Pericardial effusions may be seen in PAH of any underlying aetiology. Thickening of the pericardium (>4 mm) or pericardial calcification, in the presence of left ventricular diastolic dysfunction, may indicate constrictive pericarditis. Pericardial calcification in isolation is however non-specific and is most commonly the result of previous pericarditis.
Analysis of the lung parenchyma on lung window settings (width 1,500, level -500) will demonstrate the presence of any underlying parenchymal lung disease (WHO group 3), such as emphysema, interstitial lung disease, sarcoidosis or Langerhans cell histiocytosis (33).
As mentioned previously a mosaic pattern of lung attenuation is an important observation in the setting of PAH. It is defined as a patchwork of regions of differing attenuation within the lungs and raises the possibility of CTED but can also be seen in a variety of other conditions including hypersensitivity pneumonitis and air trapping due to asthma or other forms of small airways disease (34).
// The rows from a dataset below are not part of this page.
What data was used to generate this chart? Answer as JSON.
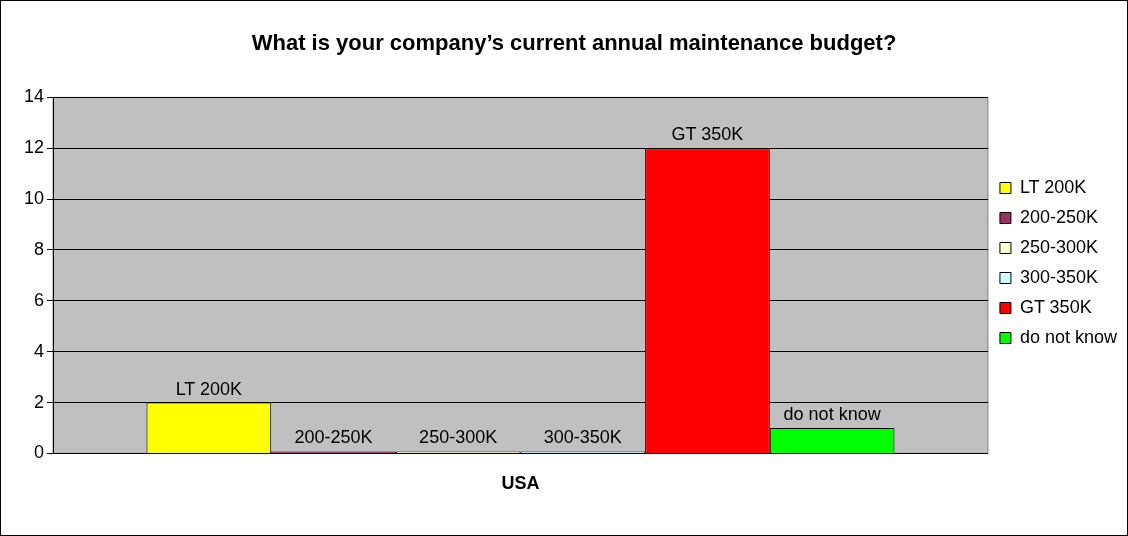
{
  "chart_data": {
    "type": "bar",
    "title": "What is your company’s current annual maintenance budget?",
    "categories": [
      "USA"
    ],
    "series": [
      {
        "name": "LT 200K",
        "color": "#ffff00",
        "values": [
          2
        ],
        "value_labels": [
          "LT 200K"
        ]
      },
      {
        "name": "200-250K",
        "color": "#993366",
        "values": [
          0
        ],
        "value_labels": [
          "200-250K"
        ]
      },
      {
        "name": "250-300K",
        "color": "#ffffcc",
        "values": [
          0
        ],
        "value_labels": [
          "250-300K"
        ]
      },
      {
        "name": "300-350K",
        "color": "#ccffff",
        "values": [
          0
        ],
        "value_labels": [
          "300-350K"
        ]
      },
      {
        "name": "GT 350K",
        "color": "#ff0000",
        "values": [
          12
        ],
        "value_labels": [
          "GT 350K"
        ]
      },
      {
        "name": "do not know",
        "color": "#00ff00",
        "values": [
          1
        ],
        "value_labels": [
          "do not know"
        ]
      }
    ],
    "ylim": [
      0,
      14
    ],
    "yticks": [
      0,
      2,
      4,
      6,
      8,
      10,
      12,
      14
    ],
    "grid": "y",
    "legend": "right"
  }
}
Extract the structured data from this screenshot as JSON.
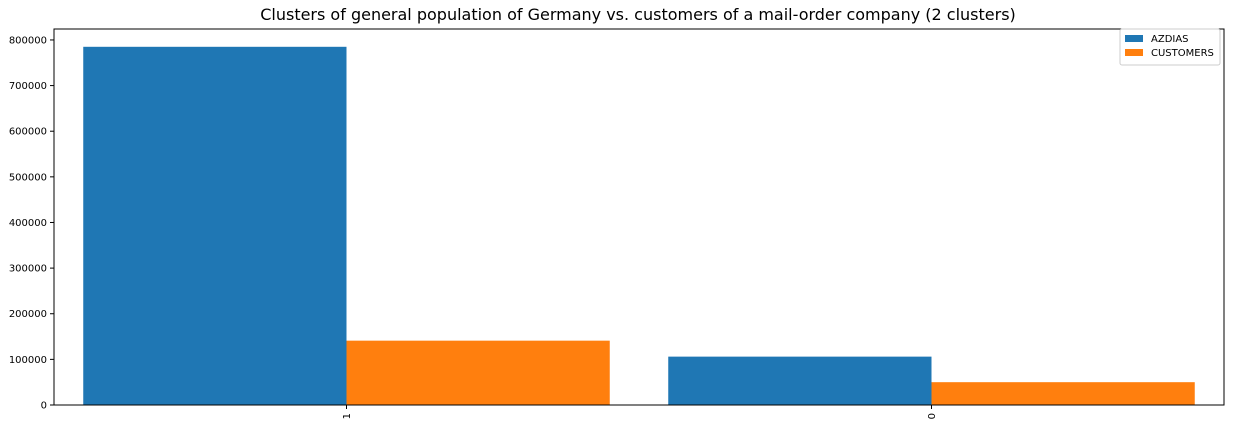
{
  "chart_data": {
    "type": "bar",
    "title": "Clusters of general population of Germany vs. customers of a mail-order company (2 clusters)",
    "xlabel": "",
    "ylabel": "",
    "categories": [
      "1",
      "0"
    ],
    "series": [
      {
        "name": "AZDIAS",
        "values": [
          785000,
          106000
        ],
        "color": "#1f77b4"
      },
      {
        "name": "CUSTOMERS",
        "values": [
          141000,
          50000
        ],
        "color": "#ff7f0e"
      }
    ],
    "yticks": [
      0,
      100000,
      200000,
      300000,
      400000,
      500000,
      600000,
      700000,
      800000
    ],
    "ytick_labels": [
      "0",
      "100000",
      "200000",
      "300000",
      "400000",
      "500000",
      "600000",
      "700000",
      "800000"
    ],
    "ylim": [
      0,
      824000
    ],
    "grid": false,
    "legend_position": "top-right",
    "x_tick_rotation": 90
  }
}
These entities can be differentiated on CT by correlating inspiratory with expiratory images and by evaluating the appearance of the pulmonary vasculature.
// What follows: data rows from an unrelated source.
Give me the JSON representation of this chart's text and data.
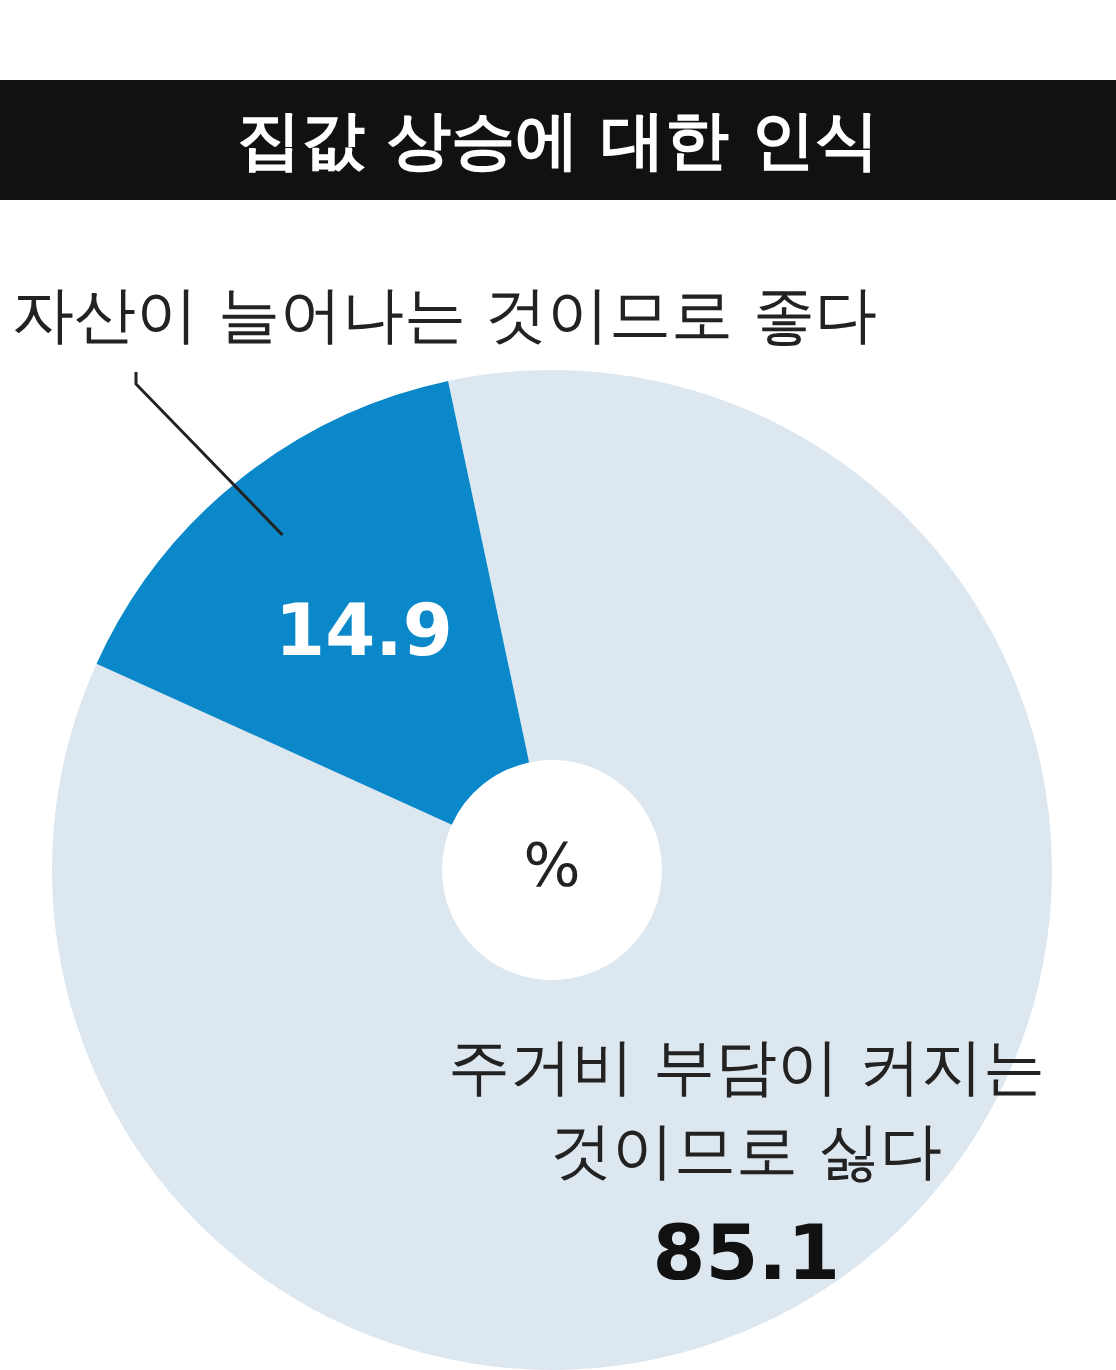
{
  "chart_data": {
    "type": "donut",
    "title": "집값 상승에 대한 인식",
    "categories": [
      "주거비 부담이 커지는 것이므로 싫다",
      "자산이 늘어나는 것이므로 좋다"
    ],
    "values": [
      85.1,
      14.9
    ],
    "colors": [
      "#dde7f0",
      "#0b88c9"
    ],
    "data_labels": true,
    "legend": false,
    "annotations": [
      "%"
    ]
  }
}
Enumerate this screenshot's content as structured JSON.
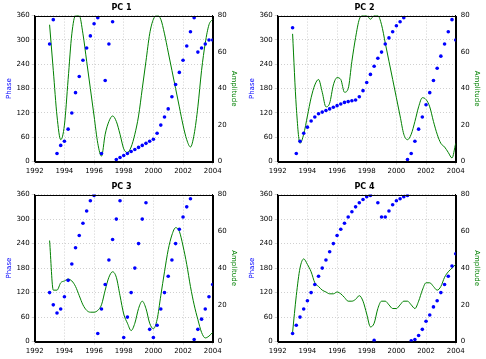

Patchy ill-defined centrilobular ground glass nodularity is a feature associated with several causes of PAH including idiopathic PAH (formerly known as primary pulmonary hypertension) in which histological studies have shown the nodules to reflect cholesterol granulomas at the site of obliterative small vessel changes (Figure 7). Such nodularity can also been seen in cases of long standing left to right heart shunts as well as a variety of interstitial lung diseases including subacute hypersensitivity pneumonitis and smoking related respiratory bronchiolitis. Centrilobular ground glass nodularity in association with PAH also raises the possibility of pulmonary capillary haemangiomatosis (PCH), a rare vascular proliferative condition characterised by multiple angiomatous capillary lesions (Figure 8). PCH carries a very poor prognosis without curative lung or heart-lung transplantation and conventional vasodilator therapy (which is widely used to treat other forms of PAH) should be avoided due to a risk of inducing fatal pulmonary oedema. Pulmonary venocclusive disease (PVOD), which is characterised by extensive fibrotic small venous occlusions (WHO group 1 diseases) can also manifest as diffuse ill-defined centrilobular ground glass nodularity. Key CT discrimators favouring PVOD over PCH and idiopathic PAH are the presence of widespread smoothly thickened interlobular septa and pleural effusions (35).
Sarcoidosis most often appears as upper lobe predominant peri-lymphatic distribution fine nodularity, typically along the fissures, bronchi and in the subpleural regions (Figure 8). There may also be also more confluent “mass like” lesions and frequently there will be enlarged hilar and mediastinal lymphadenopathy, often containing fine “egg-shell” like calcifications. The most common forms of diffuse interstitial lung disease associated with PAH are usual interstitial pneumonia (UIP) which classically has a lower lobe predominance with subpleural honeycomb formation and non-specific interstitial pneumonia (NSIP) which manifests as diffuse regions of ground glass infiltration and scattered subpleural reticular changes (Figure 8).
CTPA is established as a core imaging investigation in the work-up of patients with known or suspected PAH. PAH may also initially be suspected based on specific CTPA features. CTPA enables a comprehensive assessment of both the lung parenchyma and pulmonary vasculature and the development of ECG-gating has enabled improved assessment of cardiac morphology including depiction of ASDs and PAPVR. Radiologists should be familiar with the role of CTPA in this setting and have a systematic approach to interpretation of these examinations in order to streamline the patient pathway.
Disclosure: The authors declare no conflict of interest.